Today you send some money to your spouse but it's received by another person with the same name. Tomorrow you order food but your order gets mixed up with someone else's.
Tough luck, the system is probabilistic and you can only hope that the evolutionary pressures influence the behavior to change in desirable ways. This fantasy is a delusion.
You're thinking of probabilistic systems at run time. People are talking about probabilistic systems at compile time.
Whatever gets generated, if it passes tests and is observably in compliance with the spec, is accepted and made permanent. It's the clay we're talking about Jackson Pollocking, not the sculpture.
I'm not, I'm thinking of poorly engineered systems that display buggy, unintended behaviors at runtime.
> observably in compliance with the spec
That's so easy to say and so incredibly hard to implement! Most unintended behaviors will never end up being prohibited/defined in the specification written by non-programmers.
The act of translating requirements from human language into well-defined semantics is what programming is.

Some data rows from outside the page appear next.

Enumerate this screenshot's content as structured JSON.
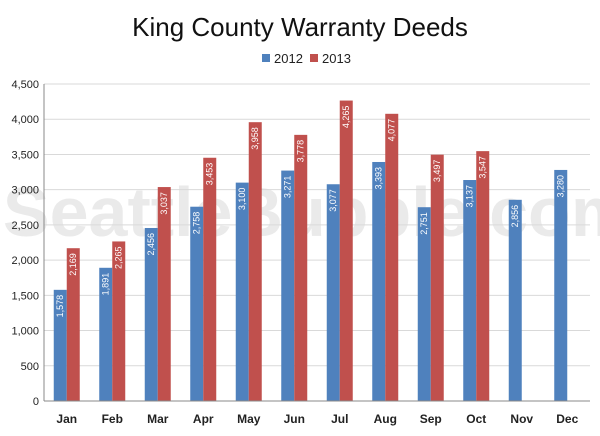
{
  "chart_data": {
    "type": "bar",
    "title": "King County Warranty Deeds",
    "categories": [
      "Jan",
      "Feb",
      "Mar",
      "Apr",
      "May",
      "Jun",
      "Jul",
      "Aug",
      "Sep",
      "Oct",
      "Nov",
      "Dec"
    ],
    "series": [
      {
        "name": "2012",
        "color": "#4f81bd",
        "values": [
          1578,
          1891,
          2456,
          2758,
          3100,
          3271,
          3077,
          3393,
          2751,
          3137,
          2856,
          3280
        ],
        "labels": [
          "1,578",
          "1,891",
          "2,456",
          "2,758",
          "3,100",
          "3,271",
          "3,077",
          "3,393",
          "2,751",
          "3,137",
          "2,856",
          "3,280"
        ]
      },
      {
        "name": "2013",
        "color": "#c0504d",
        "values": [
          2169,
          2265,
          3037,
          3453,
          3958,
          3778,
          4265,
          4077,
          3497,
          3547,
          null,
          null
        ],
        "labels": [
          "2,169",
          "2,265",
          "3,037",
          "3,453",
          "3,958",
          "3,778",
          "4,265",
          "4,077",
          "3,497",
          "3,547",
          "",
          ""
        ]
      }
    ],
    "yticks": [
      "0",
      "500",
      "1,000",
      "1,500",
      "2,000",
      "2,500",
      "3,000",
      "3,500",
      "4,000",
      "4,500"
    ],
    "ylim": [
      0,
      4500
    ],
    "grid": true,
    "legend_position": "top-center",
    "watermark": "SeattleBubble.com"
  }
}
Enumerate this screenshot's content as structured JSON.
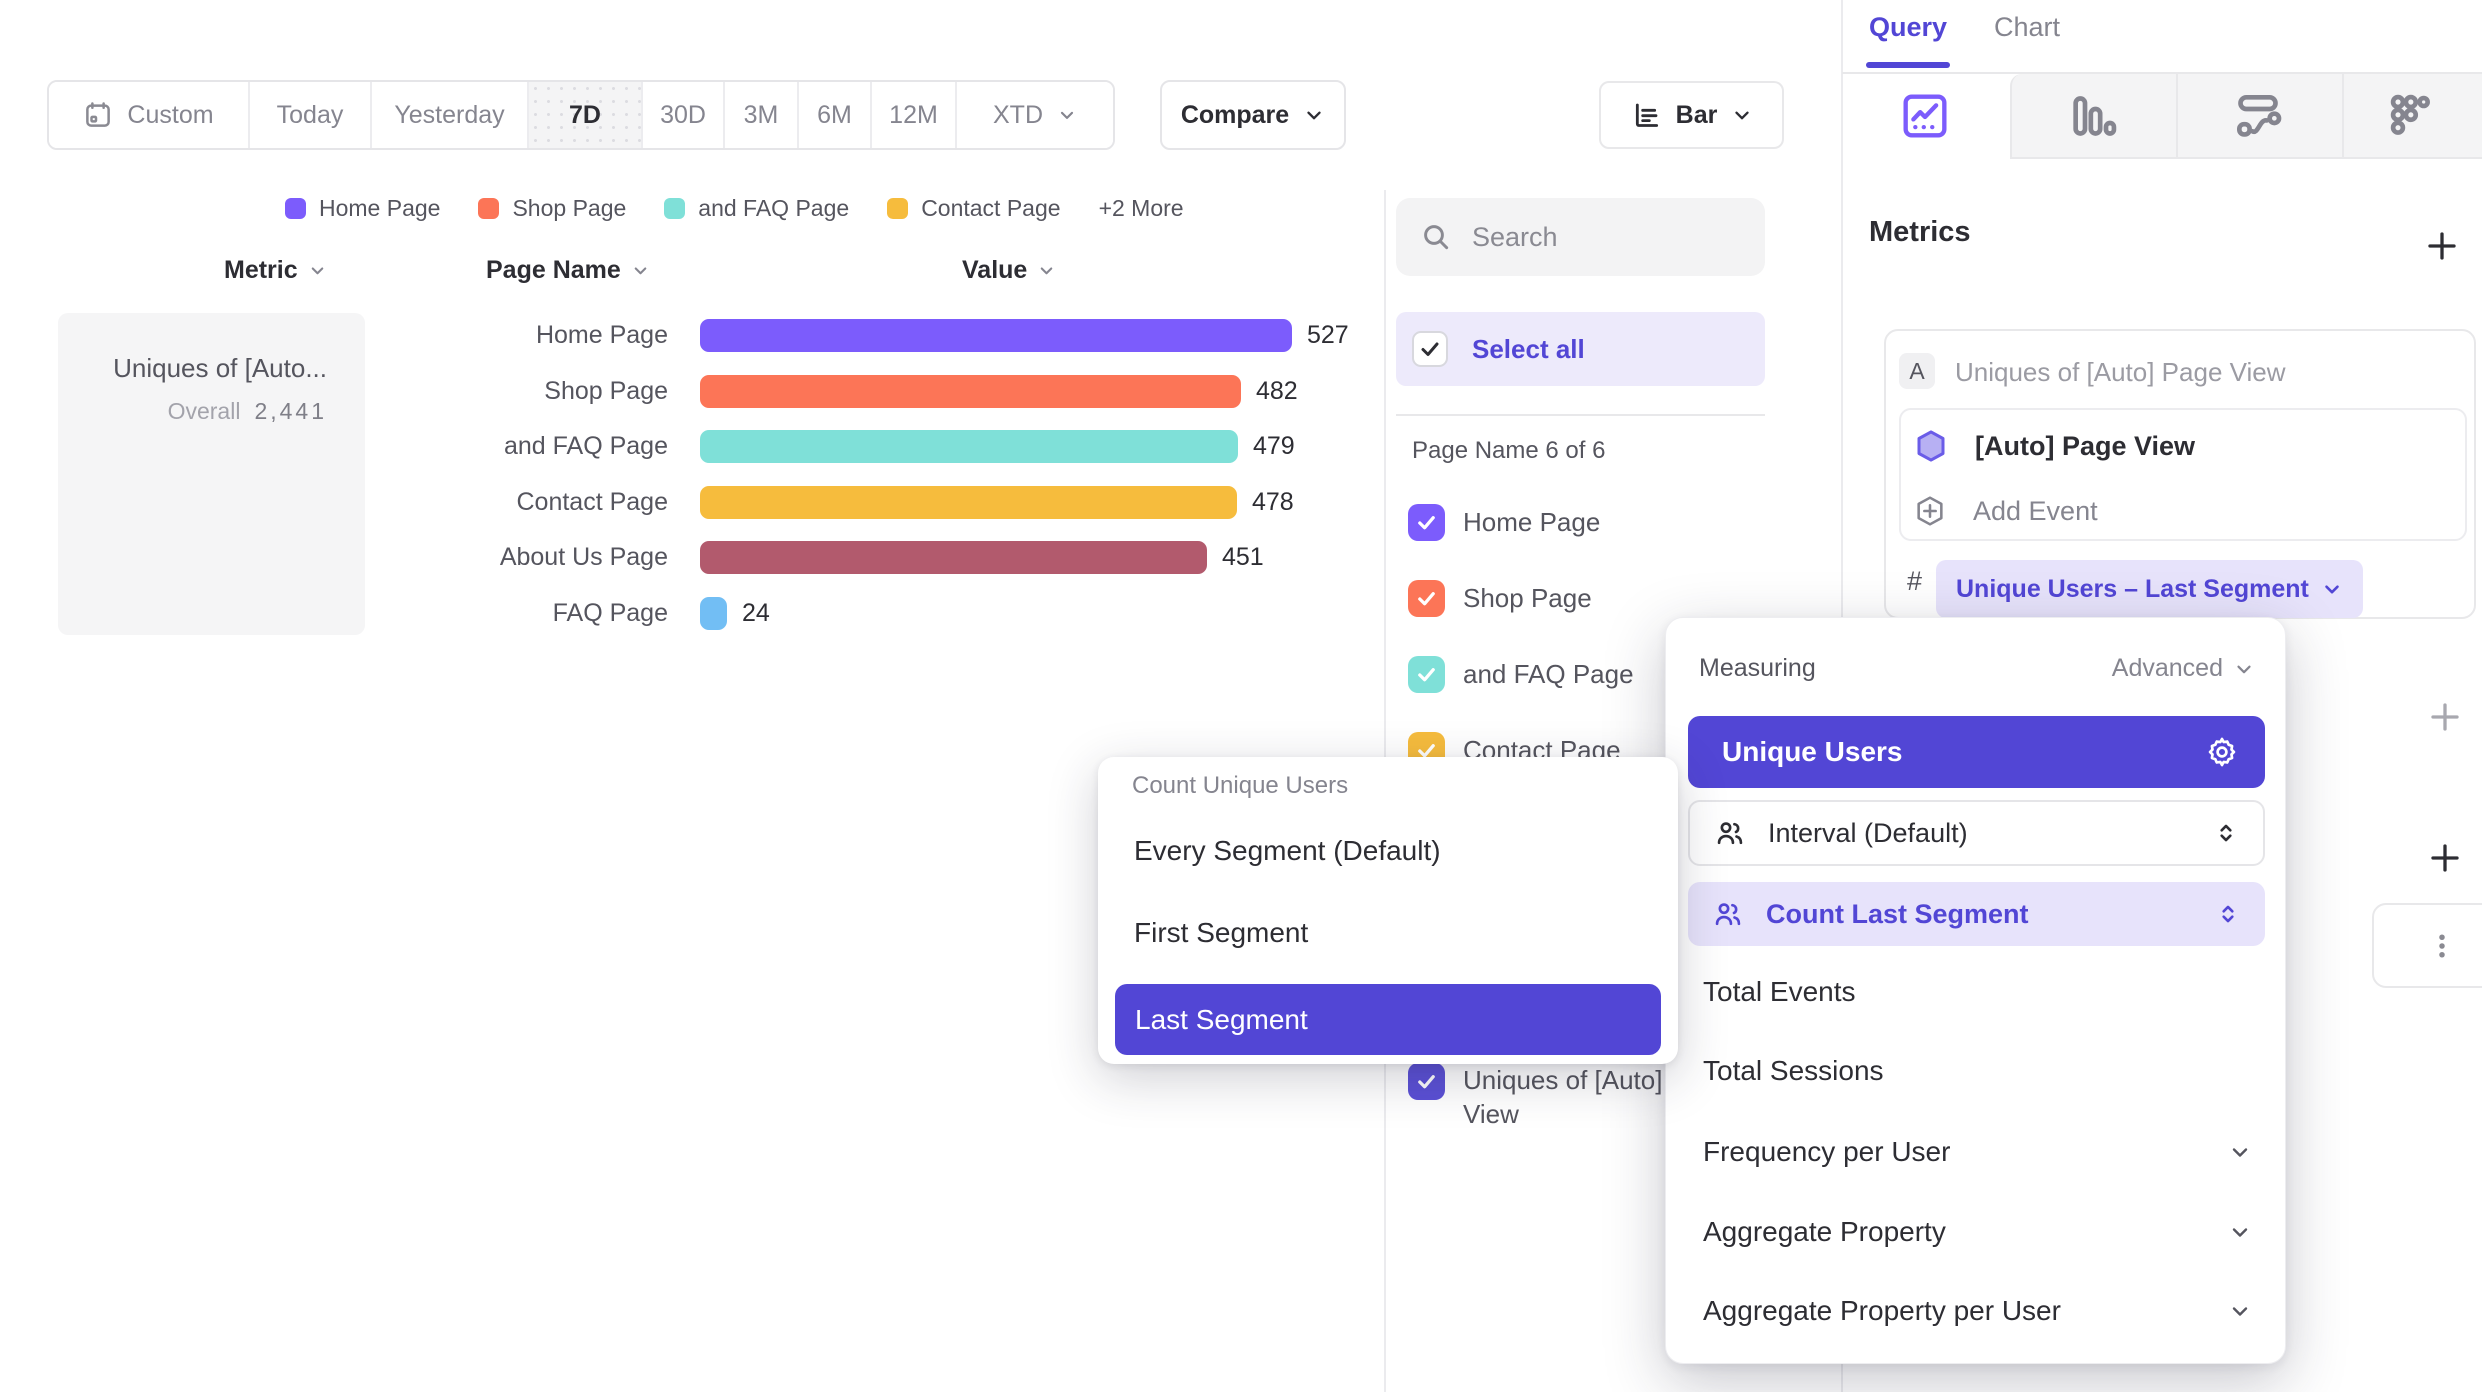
{
  "accent_color": "#5246D5",
  "toolbar": {
    "ranges": [
      "Custom",
      "Today",
      "Yesterday",
      "7D",
      "30D",
      "3M",
      "6M",
      "12M",
      "XTD"
    ],
    "active_range": "7D",
    "compare": "Compare",
    "chart_type": "Bar"
  },
  "chart_data": {
    "type": "bar",
    "orientation": "horizontal",
    "categories": [
      "Home Page",
      "Shop Page",
      "and FAQ Page",
      "Contact Page",
      "About Us Page",
      "FAQ Page"
    ],
    "values": [
      527,
      482,
      479,
      478,
      451,
      24
    ],
    "colors": [
      "#7C5CFC",
      "#FC7557",
      "#7FE0D8",
      "#F6BC3D",
      "#B25A6D",
      "#72BEF4"
    ],
    "xlim": [
      0,
      527
    ],
    "legend_items": [
      "Home Page",
      "Shop Page",
      "and FAQ Page",
      "Contact Page"
    ],
    "legend_more": "+2 More",
    "headers": {
      "metric": "Metric",
      "dimension": "Page Name",
      "value": "Value"
    },
    "metric_summary": {
      "name": "Uniques of [Auto...",
      "overall_label": "Overall",
      "overall_value": "2,441"
    }
  },
  "filter_panel": {
    "search_placeholder": "Search",
    "select_all": "Select all",
    "group_label": "Page Name 6 of 6",
    "items": [
      {
        "label": "Home Page",
        "color": "#7C5CFC"
      },
      {
        "label": "Shop Page",
        "color": "#FC7557"
      },
      {
        "label": "and FAQ Page",
        "color": "#7FE0D8"
      },
      {
        "label": "Contact Page",
        "color": "#F6BC3D"
      }
    ],
    "metric_item": {
      "label": "Uniques of [Auto] Page View",
      "color": "#5B50D6"
    }
  },
  "segment_dropdown": {
    "title": "Count Unique Users",
    "options": [
      "Every Segment (Default)",
      "First Segment",
      "Last Segment"
    ],
    "selected": "Last Segment"
  },
  "query_panel": {
    "tabs": [
      "Query",
      "Chart"
    ],
    "active_tab": "Query",
    "metrics_title": "Metrics",
    "metric": {
      "badge": "A",
      "label": "Uniques of [Auto] Page View",
      "event": "[Auto] Page View",
      "add_event": "Add Event",
      "hash": "#",
      "measure_pill": "Unique Users – Last Segment"
    }
  },
  "measuring_panel": {
    "title": "Measuring",
    "advanced": "Advanced",
    "selected": "Unique Users",
    "interval": "Interval (Default)",
    "count_last_segment": "Count Last Segment",
    "options": [
      "Total Events",
      "Total Sessions",
      "Frequency per User",
      "Aggregate Property",
      "Aggregate Property per User"
    ]
  }
}
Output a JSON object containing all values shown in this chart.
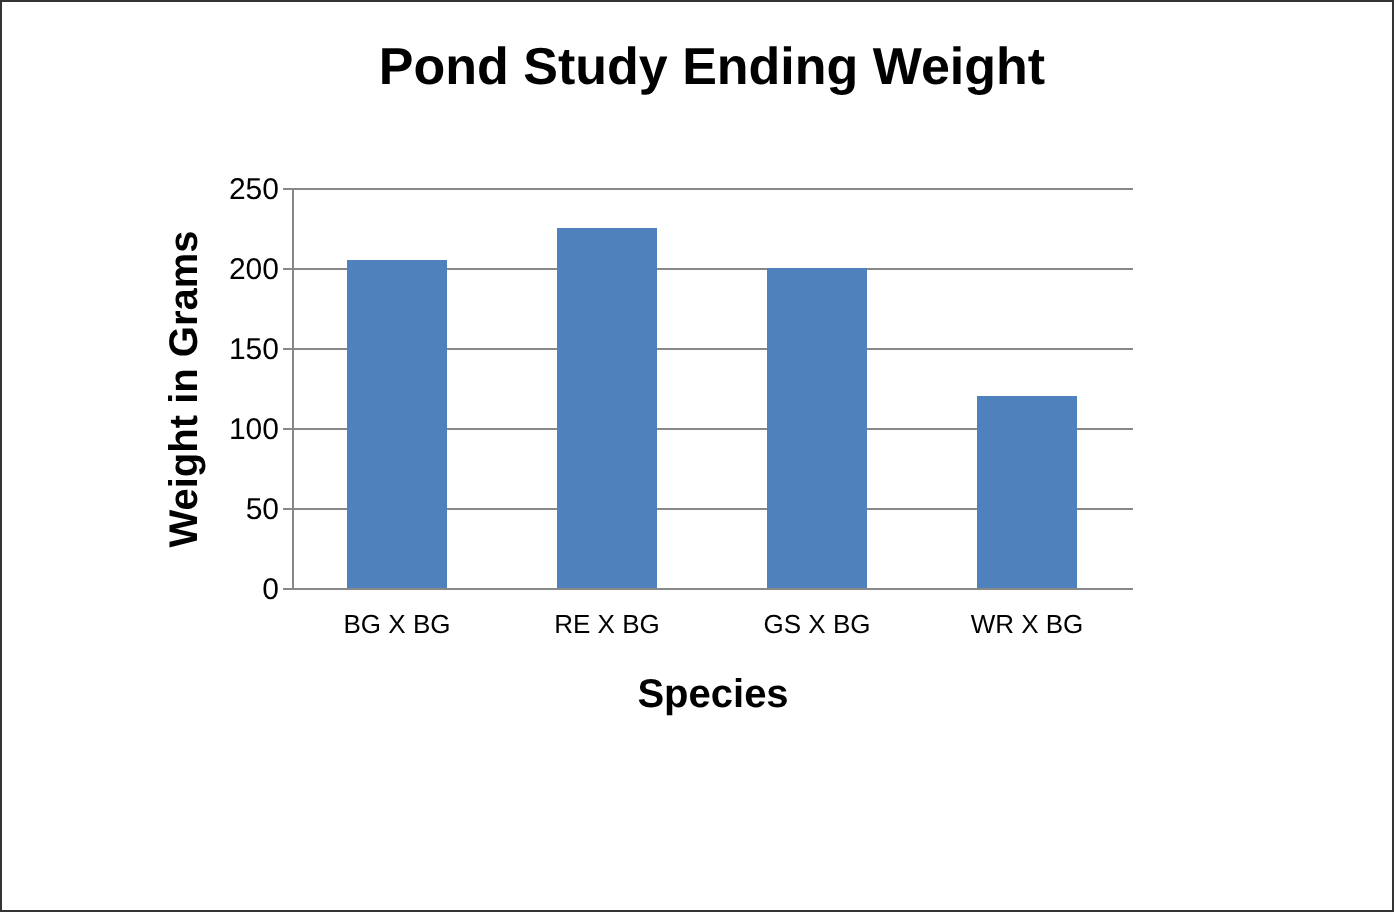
{
  "chart_data": {
    "type": "bar",
    "title": "Pond Study Ending Weight",
    "xlabel": "Species",
    "ylabel": "Weight in Grams",
    "categories": [
      "BG X  BG",
      "RE X BG",
      "GS X BG",
      "WR X BG"
    ],
    "values": [
      205,
      225,
      200,
      120
    ],
    "color": "#4f81bd",
    "ylim": [
      0,
      250
    ],
    "yticks": [
      0,
      50,
      100,
      150,
      200,
      250
    ],
    "grid": "y"
  }
}
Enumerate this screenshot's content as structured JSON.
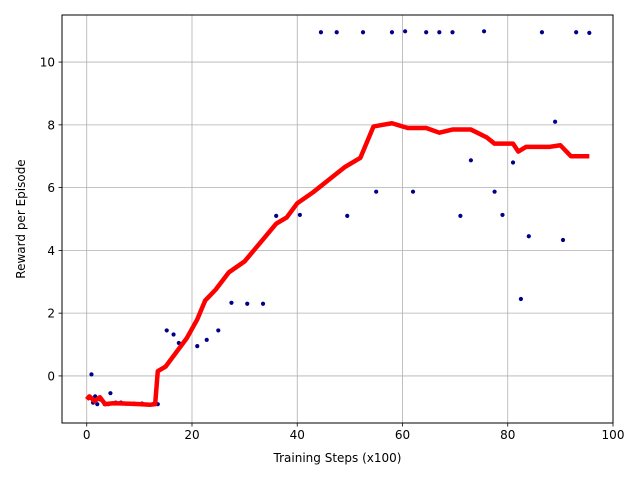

I think you misunderstand. Once established a function found through random walk is no different than a function found in any other way. If it works it works, if it doesn't it doesn't.
I didn't misunderstand. I'm talking about all the exciting unintended behaviors you're adding and all the invariants that you're not preserving by arriving at solutions through randomness rather than careful design and engineering.
Yes a function will always do "the exact same thing" at runtime, but that "thing" isn't guaranteed to be free from race conditions and other types of bugs.
When you sell them a technological solution to their problem, they expect it to work. When it doesn't, someone needs to be responsible for it.
Now, maybe I'm wrong, but I don't see any of the current AI leaders being like, "Yeah, you're right, this solution didn't meet your customer's needs, and we'll eat the resulting costs." They didn't get to be "thought leaders" in the current iteration of Silicon Valley by taking responsibility for things that got broken, not at all.
So that means you will need to take responsibility for it, and how can you make that work as a business model? Well, you pay someone - a human - who knows what they're looking at to review at least some of the code that the AI generates.
Will some of that be AI-aided? Of course. Can you make a lot of the guesswork go away by saying "use commonly-accepted design patterns" in your CLAUDE.md? Sure. But you'll still need someone to enforce it and take responsibility at the end of the day if it screws up.
You are thinking in terms of the next few years not the next few centuries. Plenty of software sold today fails to meet expectations and no one eats costs.
I think this is where things will ultimately head. You generate random code, purely random in raw machine readable binary, and simply evaluate a behavior. Most random generated code will not work. some, however, will work. and within that working code, some will be far faster and this is the code that is used.
No different than what a geneticist might do evaluating generated mutants for favorable traits. Knowledge of the exact genes or pathways involved is not even required, one can still select among desired traits and therefore select for that best fit mechanism without even knowing it exists.